L’étude, portant sur plus de 200 000 adultes, a mis en évidence que les personnes souffrant de douleurs chroniques sont plus susceptibles de voir leur tension artérielle augmenter. Les chercheurs ont également constaté que la dépression et l’inflammation chronique contribuent à ce risque accru.
Au-delà de la douleur physique, l’étude souligne l’importance de prendre en compte les facteurs psychologiques et inflammatoires dans l’évaluation du risque d’hypertension. « Nous avons observé une corrélation claire entre la douleur à long terme et l’apparition de problèmes cardiovasculaires », expliquent les auteurs de l’étude. À ce stade, les mécanismes précis reliant ces différents facteurs restent à déterminer, mais les résultats suggèrent qu’une approche globale de la santé, intégrant la gestion de la douleur, le soutien psychologique et la lutte contre l’inflammation, pourrait être essentielle pour prévenir l’hypertension.

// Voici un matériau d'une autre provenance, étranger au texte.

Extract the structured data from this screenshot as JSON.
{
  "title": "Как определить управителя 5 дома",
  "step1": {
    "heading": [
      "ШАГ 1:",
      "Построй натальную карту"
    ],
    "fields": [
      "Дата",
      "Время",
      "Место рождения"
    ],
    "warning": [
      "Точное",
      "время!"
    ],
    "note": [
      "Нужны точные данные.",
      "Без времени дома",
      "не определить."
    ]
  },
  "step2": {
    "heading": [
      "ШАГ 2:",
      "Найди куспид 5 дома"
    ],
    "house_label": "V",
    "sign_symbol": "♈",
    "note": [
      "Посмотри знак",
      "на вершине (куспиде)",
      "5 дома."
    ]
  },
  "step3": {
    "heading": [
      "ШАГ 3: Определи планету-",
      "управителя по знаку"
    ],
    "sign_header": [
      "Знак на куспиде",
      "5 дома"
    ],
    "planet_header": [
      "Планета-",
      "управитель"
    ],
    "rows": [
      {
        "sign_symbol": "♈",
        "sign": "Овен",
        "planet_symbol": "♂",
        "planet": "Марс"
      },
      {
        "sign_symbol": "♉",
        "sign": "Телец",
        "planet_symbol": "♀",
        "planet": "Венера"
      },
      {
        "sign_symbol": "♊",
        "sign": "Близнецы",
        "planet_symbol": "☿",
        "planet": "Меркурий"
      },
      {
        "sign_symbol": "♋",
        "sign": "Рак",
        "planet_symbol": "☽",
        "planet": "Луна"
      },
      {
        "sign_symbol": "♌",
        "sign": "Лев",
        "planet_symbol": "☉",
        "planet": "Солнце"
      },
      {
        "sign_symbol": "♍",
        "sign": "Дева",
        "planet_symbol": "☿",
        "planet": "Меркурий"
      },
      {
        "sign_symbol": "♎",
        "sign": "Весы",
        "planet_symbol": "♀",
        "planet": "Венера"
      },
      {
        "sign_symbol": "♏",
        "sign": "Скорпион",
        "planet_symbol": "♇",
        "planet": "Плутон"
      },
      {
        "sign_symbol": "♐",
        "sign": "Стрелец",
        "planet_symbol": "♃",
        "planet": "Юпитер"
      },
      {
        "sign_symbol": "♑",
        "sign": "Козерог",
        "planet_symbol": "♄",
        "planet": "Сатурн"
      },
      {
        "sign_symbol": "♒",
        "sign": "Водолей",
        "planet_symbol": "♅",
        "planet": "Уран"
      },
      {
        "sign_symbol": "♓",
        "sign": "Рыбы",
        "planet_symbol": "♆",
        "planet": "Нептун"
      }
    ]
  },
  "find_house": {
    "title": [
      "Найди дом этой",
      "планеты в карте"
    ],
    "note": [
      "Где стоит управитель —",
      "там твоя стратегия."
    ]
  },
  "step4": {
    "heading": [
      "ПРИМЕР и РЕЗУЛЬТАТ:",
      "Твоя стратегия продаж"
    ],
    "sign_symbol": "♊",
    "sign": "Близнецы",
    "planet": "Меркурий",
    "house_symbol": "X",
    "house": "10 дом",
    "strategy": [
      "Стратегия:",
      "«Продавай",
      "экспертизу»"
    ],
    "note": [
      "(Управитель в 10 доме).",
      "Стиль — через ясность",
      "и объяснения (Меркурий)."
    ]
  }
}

L’hypertension artérielle, souvent asymptomatique, est un facteur de risque majeur de maladies cardiaques et d’accidents vasculaires cérébraux. Une détection précoce, facilitée par la prise en compte de symptômes tels que la douleur chronique, pourrait donc permettre une intervention rapide et une meilleure gestion de la santé cardiovasculaire.